Tepat pukul 10.00 Wib kami sampai di lokasi Camp 1. Benar-benar menguras tenaga. Padahal sejak tadi kami hanya berjalan menyusuri kebun dengan trek yang landai. Belum menanjak sama sekali. Gue belum bisa membayangkan seperti apa sulitnya trek di atas sana kalau di bawah sini saja sudah ngos-ngosan seperti ini.
Di Camp 1 kami hanya berhenti sebentar. Fajar bilang masih terlalu jauh untuk sampai di Camp 4. Untuk itu kami tidak boleh istirahat terlalu lama di awal seperti ini. Lagi pula Camp 1 ini masih terhitung perkebunan. Matahari juga masih terasa terik. Tempatnya kurang cocok untuk beristirahat. Maka dari itu kami pun melanjutkan pendakian.
Lepas dari Camp 1, tidak jauh setelahnya, kami mulai memasuki kawasan hutan. itu ditandai dengan pepohonan yang semakin rapat.
Trek yang kami lalui mulai berbelok-belok. Namun sejauh ini masih mudah karena jalur masih landai. Hingga kemudian gue dan teman-teman yang lain bertemu dengan sebuah pemandangan yang tidak enak. Yakni kawasan pembalakkan hutan.

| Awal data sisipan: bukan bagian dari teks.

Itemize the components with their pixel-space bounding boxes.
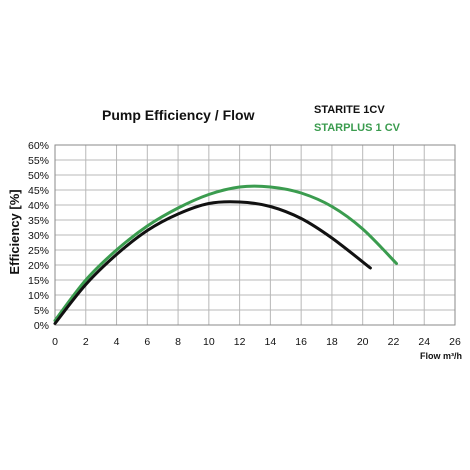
x-tick-label: 6 (144, 336, 150, 348)
y-tick-label: 10% (28, 290, 49, 302)
y-tick-labels: 0% 5% 10% 15% 20% 25% 30% 35% 40% 45% 50% 55% 60% (28, 140, 49, 332)
y-tick-label: 25% (28, 245, 49, 257)
y-axis-label: Efficiency [%] (7, 189, 22, 274)
x-tick-label: 0 (52, 336, 58, 348)
y-tick-label: 55% (28, 155, 49, 167)
x-axis-label: Flow m³/h (420, 351, 462, 361)
series-line-starite-1cv (53, 200, 372, 325)
x-tick-label: 12 (234, 336, 246, 348)
y-tick-label: 20% (28, 260, 49, 272)
grid (54, 144, 456, 326)
x-tick-label: 4 (114, 336, 120, 348)
x-tick-label: 14 (265, 336, 277, 348)
plot-frame (54, 144, 456, 326)
x-tick-label: 2 (83, 336, 89, 348)
y-tick-label: 0% (34, 320, 49, 332)
y-tick-label: 60% (28, 140, 49, 152)
series-line-starplus-1-cv (53, 184, 398, 322)
y-tick-label: 35% (28, 215, 49, 227)
x-tick-label: 10 (203, 336, 215, 348)
y-tick-label: 45% (28, 185, 49, 197)
y-tick-label: 15% (28, 275, 49, 287)
x-tick-label: 16 (295, 336, 307, 348)
x-tick-label: 20 (357, 336, 369, 348)
x-tick-labels: 0 2 4 6 8 10 12 14 16 18 20 22 24 26 (52, 336, 461, 348)
x-tick-label: 8 (175, 336, 181, 348)
series-lines (53, 184, 398, 325)
chart-title: Pump Efficiency / Flow (102, 107, 255, 123)
legend-starite: STARITE 1CV (314, 104, 385, 116)
y-tick-label: 50% (28, 170, 49, 182)
y-tick-label: 40% (28, 200, 49, 212)
x-tick-label: 26 (449, 336, 461, 348)
x-tick-label: 18 (326, 336, 338, 348)
legend-starplus: STARPLUS 1 CV (314, 122, 401, 134)
x-tick-label: 22 (388, 336, 400, 348)
y-tick-label: 30% (28, 230, 49, 242)
y-tick-label: 5% (34, 305, 49, 317)
x-tick-label: 24 (418, 336, 430, 348)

Banyak pohon-pohon tumbang dan berserakan. Terlihat bekas-bekas kapak dan gergaji yang menggores di batang-batang pohon yang tumbang. Mereka dibantai habis-habisan. Terlepas dari legal atau tidaknya, gue berpendapat seharusnya pemandangan seperti ini tidak boleh terjadi.

Memang manusia membutuhkan kayu untuk sebuah pembangunan yang mereka dambakan. Namun seharusnya hal tersebut dilakukan secara adil. Gue ingat betul dalam pelajaran IPA waktu SD dulu ada istilah reboisasi atau penanaman kembali pada  lahan yang gundul akibat penebangan hutan. Seharusnya itu yang dilakukan di sini. Tapi apa yang gue lihat di depan mata gue justru seperti pembantaian. Sisa-sisa pohon dibiarkan teronggok. Daun-daun berserakan. Tak ada satu pun terlihat apa yang disebut reboisasi di sini. Sungguh miris. Pohon juga makhluk hidup.

Pelan dan pelan, gue dan rombongan pun melewati kawasan pembantaian tersebut. jauh di dalam hati gue seperti merasakan sakit, seperti inikah perlakuan manusia kepada alam?

Kami mulai masuk ke dalam hutan lebih dalam lagi. Sinar matahari mulai terhalang pohon-pohon tinggi dan besar. Ini cukup menguntungkan karena kami tidak lagi kepanasan. Meskipun keringat terus mengucur, tapi setidaknya kami tidak tersengat panas matahari. Meski begitu, ternyata lama-lama trek mulai menanjak.

Pukul 12.35 Wib kami pun  sampai di Camp 2 yang cukup luas.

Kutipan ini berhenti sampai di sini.